LAUSR

Intelligent reflecting surfaces (IRSs) improve both the bandwidth and energy efficiency of wideband communication systems by using low-cost passive elements for reflecting the impinging signals with adjustable phase shifts. To realize the full potential of IRS-aided systems, having accurate channel state information (CSI) is indispensable, but it is challenging to acquire, since these passive devices cannot carry out transmit/receive signal processing. The existing channel estimation methods conceived for wideband IRS-aided communication systems only consider the channel’s frequency selectivity, but ignore the effect of beam squint, despite its severe performance degradation. Hence we fill this gap and conceive wideband channel estimation for IRS-aided communication systems by explicitly taking the effect of beam squint into consideration. We demonstrate that the mutual correlation function between the spatial steering vectors and the cascaded two-hop channel reflected by the IRS has two peaks, which leads to a pair of estimated angles for a single propagation path, due to the effect of beam squint.

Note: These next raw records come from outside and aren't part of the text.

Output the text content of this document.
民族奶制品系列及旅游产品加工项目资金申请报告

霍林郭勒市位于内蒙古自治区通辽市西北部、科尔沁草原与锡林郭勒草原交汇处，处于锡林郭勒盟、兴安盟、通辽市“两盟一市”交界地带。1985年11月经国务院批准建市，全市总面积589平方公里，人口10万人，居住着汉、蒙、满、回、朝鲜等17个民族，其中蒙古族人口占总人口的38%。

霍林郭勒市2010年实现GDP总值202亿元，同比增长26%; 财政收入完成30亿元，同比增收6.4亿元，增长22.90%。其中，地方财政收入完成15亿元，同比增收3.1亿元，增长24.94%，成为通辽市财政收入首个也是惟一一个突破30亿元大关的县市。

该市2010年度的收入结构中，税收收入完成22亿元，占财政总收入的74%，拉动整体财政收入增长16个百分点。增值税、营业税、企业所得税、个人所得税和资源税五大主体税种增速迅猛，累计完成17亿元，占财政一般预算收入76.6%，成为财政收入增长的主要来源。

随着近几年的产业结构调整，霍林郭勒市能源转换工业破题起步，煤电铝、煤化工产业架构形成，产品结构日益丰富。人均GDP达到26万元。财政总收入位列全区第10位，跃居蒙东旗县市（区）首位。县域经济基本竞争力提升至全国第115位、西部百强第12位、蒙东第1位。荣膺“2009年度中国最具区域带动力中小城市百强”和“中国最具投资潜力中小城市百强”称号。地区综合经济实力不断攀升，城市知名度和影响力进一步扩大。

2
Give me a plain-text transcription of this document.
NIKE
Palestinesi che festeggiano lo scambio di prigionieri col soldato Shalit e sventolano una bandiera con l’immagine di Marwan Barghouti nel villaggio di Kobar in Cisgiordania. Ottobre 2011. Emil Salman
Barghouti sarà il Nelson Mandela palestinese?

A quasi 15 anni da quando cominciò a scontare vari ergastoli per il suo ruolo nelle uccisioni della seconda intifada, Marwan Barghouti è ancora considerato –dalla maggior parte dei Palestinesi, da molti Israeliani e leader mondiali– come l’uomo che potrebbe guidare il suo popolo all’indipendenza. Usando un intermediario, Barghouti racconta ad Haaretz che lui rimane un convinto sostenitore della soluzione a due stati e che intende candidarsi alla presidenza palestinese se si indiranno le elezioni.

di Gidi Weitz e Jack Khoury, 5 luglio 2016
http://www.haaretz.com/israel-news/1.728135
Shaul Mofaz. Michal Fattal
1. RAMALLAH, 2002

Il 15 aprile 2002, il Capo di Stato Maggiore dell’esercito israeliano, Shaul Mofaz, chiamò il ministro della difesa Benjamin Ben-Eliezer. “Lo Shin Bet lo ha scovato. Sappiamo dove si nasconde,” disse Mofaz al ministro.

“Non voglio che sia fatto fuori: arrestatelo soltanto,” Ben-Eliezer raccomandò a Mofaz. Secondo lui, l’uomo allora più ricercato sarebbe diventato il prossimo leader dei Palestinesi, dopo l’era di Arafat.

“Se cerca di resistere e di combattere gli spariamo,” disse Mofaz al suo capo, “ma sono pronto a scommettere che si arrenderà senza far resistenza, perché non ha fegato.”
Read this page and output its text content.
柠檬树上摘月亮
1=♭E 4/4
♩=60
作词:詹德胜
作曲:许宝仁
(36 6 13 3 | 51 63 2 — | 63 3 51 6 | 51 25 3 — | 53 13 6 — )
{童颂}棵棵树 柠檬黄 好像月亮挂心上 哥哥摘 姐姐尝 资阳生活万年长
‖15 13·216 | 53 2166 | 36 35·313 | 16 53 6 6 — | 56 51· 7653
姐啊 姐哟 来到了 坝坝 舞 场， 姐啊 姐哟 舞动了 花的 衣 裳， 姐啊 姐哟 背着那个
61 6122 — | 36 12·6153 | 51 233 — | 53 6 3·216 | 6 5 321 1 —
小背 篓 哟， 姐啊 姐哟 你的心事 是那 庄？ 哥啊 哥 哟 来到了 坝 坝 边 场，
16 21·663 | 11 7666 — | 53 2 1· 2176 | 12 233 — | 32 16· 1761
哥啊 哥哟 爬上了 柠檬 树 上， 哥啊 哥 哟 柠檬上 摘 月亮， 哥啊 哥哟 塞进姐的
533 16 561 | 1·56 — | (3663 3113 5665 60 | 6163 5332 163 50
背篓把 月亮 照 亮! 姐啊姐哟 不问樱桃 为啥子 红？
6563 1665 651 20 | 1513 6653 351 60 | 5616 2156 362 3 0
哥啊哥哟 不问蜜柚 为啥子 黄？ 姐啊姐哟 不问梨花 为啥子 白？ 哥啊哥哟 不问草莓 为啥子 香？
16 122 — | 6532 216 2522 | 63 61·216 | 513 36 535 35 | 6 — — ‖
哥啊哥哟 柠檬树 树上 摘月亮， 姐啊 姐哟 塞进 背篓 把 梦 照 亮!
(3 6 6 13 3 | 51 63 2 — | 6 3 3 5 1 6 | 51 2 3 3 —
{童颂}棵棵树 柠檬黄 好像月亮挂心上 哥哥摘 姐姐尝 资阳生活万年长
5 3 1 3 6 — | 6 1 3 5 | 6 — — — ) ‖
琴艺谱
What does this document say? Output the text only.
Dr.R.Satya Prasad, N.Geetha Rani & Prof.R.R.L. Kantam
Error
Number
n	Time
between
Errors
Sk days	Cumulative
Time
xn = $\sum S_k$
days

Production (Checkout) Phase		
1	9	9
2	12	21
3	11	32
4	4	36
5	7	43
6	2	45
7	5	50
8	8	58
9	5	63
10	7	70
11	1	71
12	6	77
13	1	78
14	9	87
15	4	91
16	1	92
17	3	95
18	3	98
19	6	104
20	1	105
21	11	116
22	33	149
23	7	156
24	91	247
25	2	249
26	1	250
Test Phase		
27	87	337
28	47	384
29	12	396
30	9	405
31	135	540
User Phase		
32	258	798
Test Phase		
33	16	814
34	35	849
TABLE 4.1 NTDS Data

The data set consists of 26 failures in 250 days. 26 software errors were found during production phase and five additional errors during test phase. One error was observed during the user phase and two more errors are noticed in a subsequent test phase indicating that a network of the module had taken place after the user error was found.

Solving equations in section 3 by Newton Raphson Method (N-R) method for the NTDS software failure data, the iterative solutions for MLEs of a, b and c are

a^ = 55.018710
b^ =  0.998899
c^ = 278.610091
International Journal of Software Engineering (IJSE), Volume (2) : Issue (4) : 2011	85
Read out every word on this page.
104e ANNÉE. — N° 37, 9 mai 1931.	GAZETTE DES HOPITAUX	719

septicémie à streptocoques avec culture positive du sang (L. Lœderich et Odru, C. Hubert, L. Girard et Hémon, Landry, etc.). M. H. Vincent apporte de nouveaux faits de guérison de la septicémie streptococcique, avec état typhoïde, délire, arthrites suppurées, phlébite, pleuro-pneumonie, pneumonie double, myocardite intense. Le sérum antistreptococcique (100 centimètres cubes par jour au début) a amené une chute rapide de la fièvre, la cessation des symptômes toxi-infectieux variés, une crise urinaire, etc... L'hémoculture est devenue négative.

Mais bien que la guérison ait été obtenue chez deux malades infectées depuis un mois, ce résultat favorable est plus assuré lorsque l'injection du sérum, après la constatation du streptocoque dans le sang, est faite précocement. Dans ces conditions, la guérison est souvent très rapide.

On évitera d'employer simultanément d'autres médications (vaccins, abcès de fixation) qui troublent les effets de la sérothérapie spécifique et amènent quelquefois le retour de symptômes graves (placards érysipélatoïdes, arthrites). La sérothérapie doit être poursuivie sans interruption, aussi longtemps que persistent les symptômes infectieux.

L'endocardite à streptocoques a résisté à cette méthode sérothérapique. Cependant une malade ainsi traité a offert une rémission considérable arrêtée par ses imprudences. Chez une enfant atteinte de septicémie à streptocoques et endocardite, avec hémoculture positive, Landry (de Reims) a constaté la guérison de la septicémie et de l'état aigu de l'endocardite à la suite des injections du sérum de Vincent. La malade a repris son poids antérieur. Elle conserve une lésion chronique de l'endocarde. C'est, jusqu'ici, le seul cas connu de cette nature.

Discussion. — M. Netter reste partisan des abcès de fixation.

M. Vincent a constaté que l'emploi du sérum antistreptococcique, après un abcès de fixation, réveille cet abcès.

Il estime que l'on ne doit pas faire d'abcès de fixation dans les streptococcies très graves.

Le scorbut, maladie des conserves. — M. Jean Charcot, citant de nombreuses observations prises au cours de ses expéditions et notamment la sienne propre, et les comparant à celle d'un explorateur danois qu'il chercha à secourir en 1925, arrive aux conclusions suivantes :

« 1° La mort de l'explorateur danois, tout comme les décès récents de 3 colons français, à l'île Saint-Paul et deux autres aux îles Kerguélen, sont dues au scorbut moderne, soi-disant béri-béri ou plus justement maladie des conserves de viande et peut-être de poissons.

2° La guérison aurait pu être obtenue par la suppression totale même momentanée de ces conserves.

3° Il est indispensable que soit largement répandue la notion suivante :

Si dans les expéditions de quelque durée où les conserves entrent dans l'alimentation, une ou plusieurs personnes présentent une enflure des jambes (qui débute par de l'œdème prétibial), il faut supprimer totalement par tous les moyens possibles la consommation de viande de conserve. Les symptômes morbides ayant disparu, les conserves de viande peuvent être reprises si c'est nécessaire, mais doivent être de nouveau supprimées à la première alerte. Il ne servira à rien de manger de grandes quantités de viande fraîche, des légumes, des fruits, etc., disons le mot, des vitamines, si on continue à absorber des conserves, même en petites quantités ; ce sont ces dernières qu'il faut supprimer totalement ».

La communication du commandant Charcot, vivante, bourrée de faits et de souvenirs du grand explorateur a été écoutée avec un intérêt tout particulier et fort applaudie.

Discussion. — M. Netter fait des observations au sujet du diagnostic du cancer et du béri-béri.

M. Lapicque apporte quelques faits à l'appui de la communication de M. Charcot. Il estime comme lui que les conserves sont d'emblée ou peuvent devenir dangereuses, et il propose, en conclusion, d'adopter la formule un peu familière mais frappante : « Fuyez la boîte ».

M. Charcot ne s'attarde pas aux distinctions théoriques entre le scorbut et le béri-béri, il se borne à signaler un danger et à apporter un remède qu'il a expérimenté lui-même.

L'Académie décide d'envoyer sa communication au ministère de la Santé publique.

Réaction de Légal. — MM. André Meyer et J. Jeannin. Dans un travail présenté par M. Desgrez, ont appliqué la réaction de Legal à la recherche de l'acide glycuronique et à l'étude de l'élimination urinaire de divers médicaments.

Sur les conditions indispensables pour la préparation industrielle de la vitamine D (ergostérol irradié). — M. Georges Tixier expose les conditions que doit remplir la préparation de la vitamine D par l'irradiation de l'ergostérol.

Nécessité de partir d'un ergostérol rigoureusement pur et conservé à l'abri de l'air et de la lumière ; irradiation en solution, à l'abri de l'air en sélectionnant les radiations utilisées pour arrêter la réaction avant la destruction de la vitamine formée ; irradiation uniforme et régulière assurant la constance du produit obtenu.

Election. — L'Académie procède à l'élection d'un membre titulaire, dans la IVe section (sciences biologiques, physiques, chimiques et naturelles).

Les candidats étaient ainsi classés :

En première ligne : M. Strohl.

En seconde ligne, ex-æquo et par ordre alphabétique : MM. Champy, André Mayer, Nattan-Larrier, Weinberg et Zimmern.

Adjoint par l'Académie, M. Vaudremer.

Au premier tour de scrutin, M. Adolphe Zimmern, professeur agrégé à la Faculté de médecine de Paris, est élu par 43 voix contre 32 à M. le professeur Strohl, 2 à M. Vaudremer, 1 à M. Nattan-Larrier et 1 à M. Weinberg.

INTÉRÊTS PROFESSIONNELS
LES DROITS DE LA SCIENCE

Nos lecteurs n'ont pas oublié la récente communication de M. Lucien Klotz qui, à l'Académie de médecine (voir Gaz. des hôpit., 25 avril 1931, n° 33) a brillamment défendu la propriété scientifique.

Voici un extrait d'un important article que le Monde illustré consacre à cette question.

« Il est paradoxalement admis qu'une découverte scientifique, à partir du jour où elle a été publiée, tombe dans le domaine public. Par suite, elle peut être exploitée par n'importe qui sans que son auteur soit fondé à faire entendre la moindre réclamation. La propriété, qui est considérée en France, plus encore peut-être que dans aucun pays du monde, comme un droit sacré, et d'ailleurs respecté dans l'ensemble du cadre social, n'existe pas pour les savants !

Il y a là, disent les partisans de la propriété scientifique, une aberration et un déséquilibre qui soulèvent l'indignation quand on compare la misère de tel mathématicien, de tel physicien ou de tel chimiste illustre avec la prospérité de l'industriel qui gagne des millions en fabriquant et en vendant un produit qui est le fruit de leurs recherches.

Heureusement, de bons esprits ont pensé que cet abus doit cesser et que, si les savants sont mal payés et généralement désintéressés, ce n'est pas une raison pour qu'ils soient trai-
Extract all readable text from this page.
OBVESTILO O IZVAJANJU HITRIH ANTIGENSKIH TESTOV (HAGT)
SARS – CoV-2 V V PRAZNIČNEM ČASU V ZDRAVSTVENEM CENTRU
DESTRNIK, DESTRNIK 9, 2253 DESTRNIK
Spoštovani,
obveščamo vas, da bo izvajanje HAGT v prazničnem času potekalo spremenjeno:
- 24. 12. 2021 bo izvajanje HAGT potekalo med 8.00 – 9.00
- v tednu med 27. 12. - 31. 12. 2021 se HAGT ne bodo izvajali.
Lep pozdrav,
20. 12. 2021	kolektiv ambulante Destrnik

One of these two estimated angles is the frequency-independent ‘actual angle’, while the other one is the frequency-dependent ‘false angle’. To reduce the influence of false angles on channel estimation, we propose a twin-stage orthogonal matching pursuit (TS-OMP) algorithm, where the path angles of the cascaded two-hop channel reflected by the IRS are obtained in the first stage, while the propagation gains and delays are obtained in the second stage. Moreover, we propose a bespoke pilot design by exploiting the specific the characteristics of the mutual correlation function and cross-entropy theory for achieving an improved channel estimation performance. Our simulation results demonstrate the superiority of the proposed channel estimation algorithm and pilot design over their conventional counterparts.